Su cuarto, ahí vamos. ¿Qué hizo exactamente? ¿Entró, cerró la puerta, encendió la luz, se quitó la ropa? No, joder, no fue así, maldita resaca, entró y cerró la puerta pero se dio cuenta de que tenía ganas de orinar, eso es, se estaba meando encima y tuvo que ir al cuarto de baño, deprisa, casi a saltos por el pasillo, para acabar cuanto antes y no encontrarse con su padre, el viejo se ponía como un puma cuando le pillaba llegando a casa a la hora a la que él se levantaba para ir a la puta oficina, le decía que era un caradura y un sinvergüenza y cosas por el estilo, fue al baño y orinó, una meada larguísima, como la de una vaca, tuvo que apoyar la cabeza en la pared porque se quedaba dormido, pero no se quitó los pantalones, ni siquiera se los bajó,  joder, sólo abrió los botones de la bragueta, no se le pudo caer la papelina.
¿Entonces? Si no había sido por el camino, ni en el baño… solo quedaba su cuarto, solo allí podía haberse caído. Pero no podía ser, hostias, si había vaciado todos los bolsillos menos ése, había dejado encima de la mesa las llaves, el tabaco, la cartera, los preservativos, unas monedas sueltas… y había dejado la papelina donde estaba no fuera a ser que su madre entrara en su cuarto y le diera por fisgar, y luego se había quitado la camisa y el pantalón y los había tirado a lo alto del montón de ropa y en cuanto se metió en la cama se quedó frito.

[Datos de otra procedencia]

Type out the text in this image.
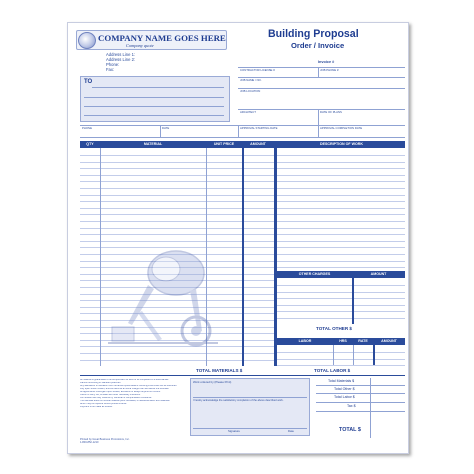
COMPANY NAME GOES HERE
Company quote
Address Line 1:
Address Line 2:
Phone:
Fax:
Building Proposal
Order / Invoice
Invoice #
TO
CONTRACTOR LICENSE #	JOB PHONE #
JOB NAME / NO.
JOB LOCATION
ARCHITECT	DATE OF PLANS
PHONE	DATE	APPROVAL STARTING DATE	APPROVAL COMPLETION DATE
QTY	MATERIAL	UNIT PRICE	AMOUNT	DESCRIPTION OF WORK
OTHER CHARGES	AMOUNT
TOTAL OTHER $
LABOR	HRS	RATE	AMOUNT
TOTAL LABOR $
TOTAL MATERIALS $
All material is guaranteed to be as specified. All work to be completed in a workmanlike
manner according to standard practices.
Any alterations or deviation from the above specifications involving extra costs will be executed
only upon written orders, and will become an extra charge over and above the estimate.
All agreements contingent upon strikes, accidents or delays beyond our control.
Owner to carry fire, tornado and other necessary insurance.
Our workers are fully covered by Workman's Compensation Insurance.
The estimate does not include material price increases, or additional labor and materials
which may be required should problems arise.
Payment to be made as follows:
Work ordered by (Please Print)
I hereby acknowledge the satisfactory completion of the above described work.
Signature	Date
Total Materials $
Total Other $
Total Labor $
Tax $
TOTAL $
Printed by Great Business Promotions, Inc.
1-800-852-1210
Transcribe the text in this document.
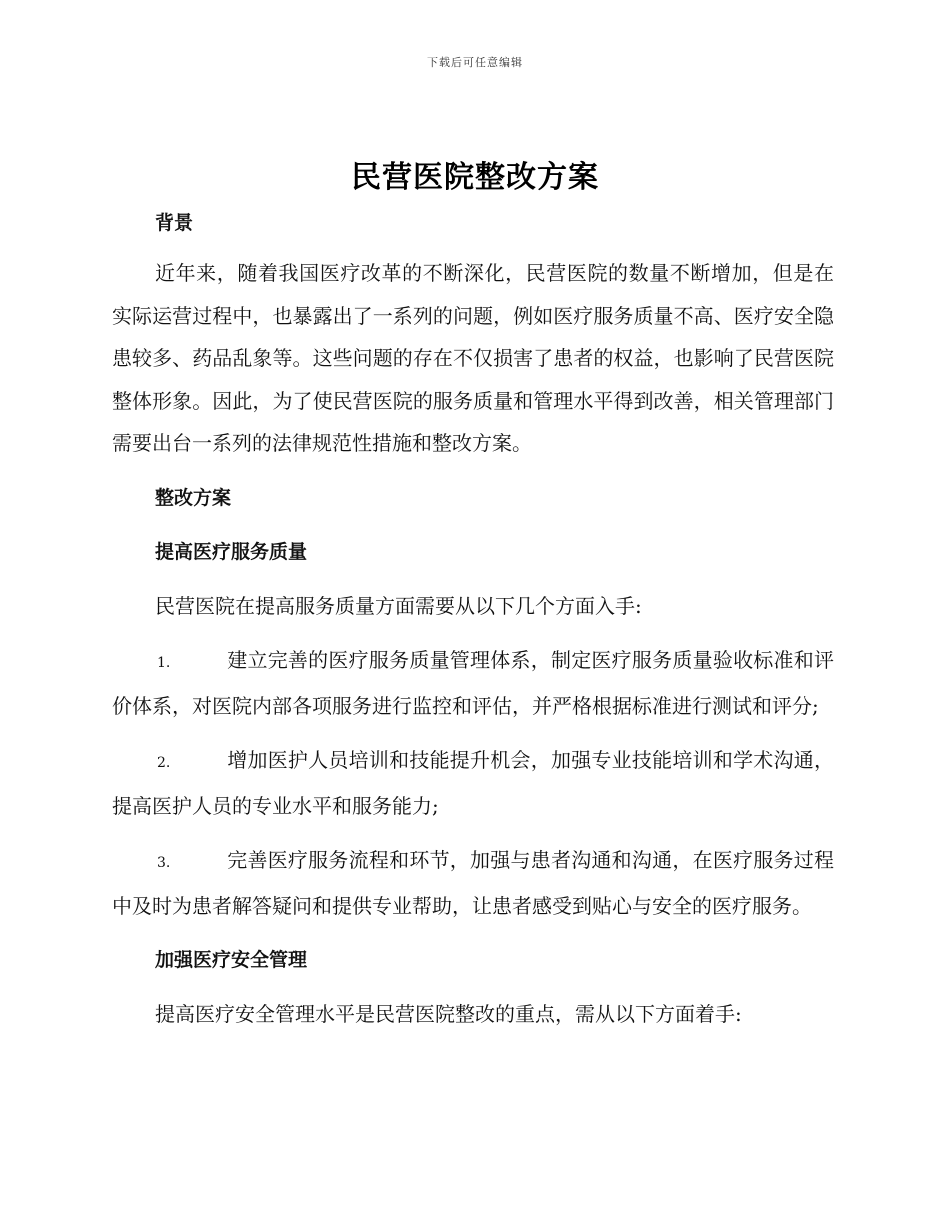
下载后可任意编辑
民营医院整改方案

背景

近年来，随着我国医疗改革的不断深化，民营医院的数量不断增加，但是在实际运营过程中，也暴露出了一系列的问题，例如医疗服务质量不高、医疗安全隐患较多、药品乱象等。这些问题的存在不仅损害了患者的权益，也影响了民营医院整体形象。因此，为了使民营医院的服务质量和管理水平得到改善，相关管理部门需要出台一系列的法律规范性措施和整改方案。

整改方案

提高医疗服务质量

民营医院在提高服务质量方面需要从以下几个方面入手:

1.	建立完善的医疗服务质量管理体系，制定医疗服务质量验收标准和评价体系，对医院内部各项服务进行监控和评估，并严格根据标准进行测试和评分;

2.	增加医护人员培训和技能提升机会，加强专业技能培训和学术沟通，提高医护人员的专业水平和服务能力;

3.	完善医疗服务流程和环节，加强与患者沟通和沟通，在医疗服务过程中及时为患者解答疑问和提供专业帮助，让患者感受到贴心与安全的医疗服务。

加强医疗安全管理

提高医疗安全管理水平是民营医院整改的重点，需从以下方面着手:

Maldita sea, dónde podía haber ido a parar el jodido envoltorio. Tenía que encontrarla, joder, si no, a ver qué hacía él esa noche, que había quedado con Vanessa para cenar en el burguer y contaba con un par de rayitas para conseguir zumbársela de una vez, mierda, mierda, mierda, pero por más que metía la mano en el bolsillo, por más que la hundía hasta el fondo, hasta casi romperle las costuras, la puta papela no aparecía. Y encima se había hecho un arañazo con la jodida cremallera.
Eh, eh, un momento… ¿Cremallera? ¿Cremallera? ¿En qué pantalón estaba mirando? El que llevaba puesto anoche no tenía cremallera, joder, tenía botones, era el Boss azul, su madre le  había dejado encima de la cama los Levis nuevos “para que, al menos, no lleves unos rotos”, había dicho, pero a la hora de salir se había puesto los viejos porque en el último momento se había dado cuenta de que los Levis tenían cremallera y a él las cremalleras le daban mucha grima, siempre que las subía pensaba que se iba a pillar la punta de la polla. ¿Dónde coño estaban los Boss?
—¡Mamá! —gritó desde la puerta de su cuarto— ¿Has visto mis vaqueros Boss?
—¡Los estoy lavando —gritó su madre desde la cocina—, tenían una mancha asquerosa!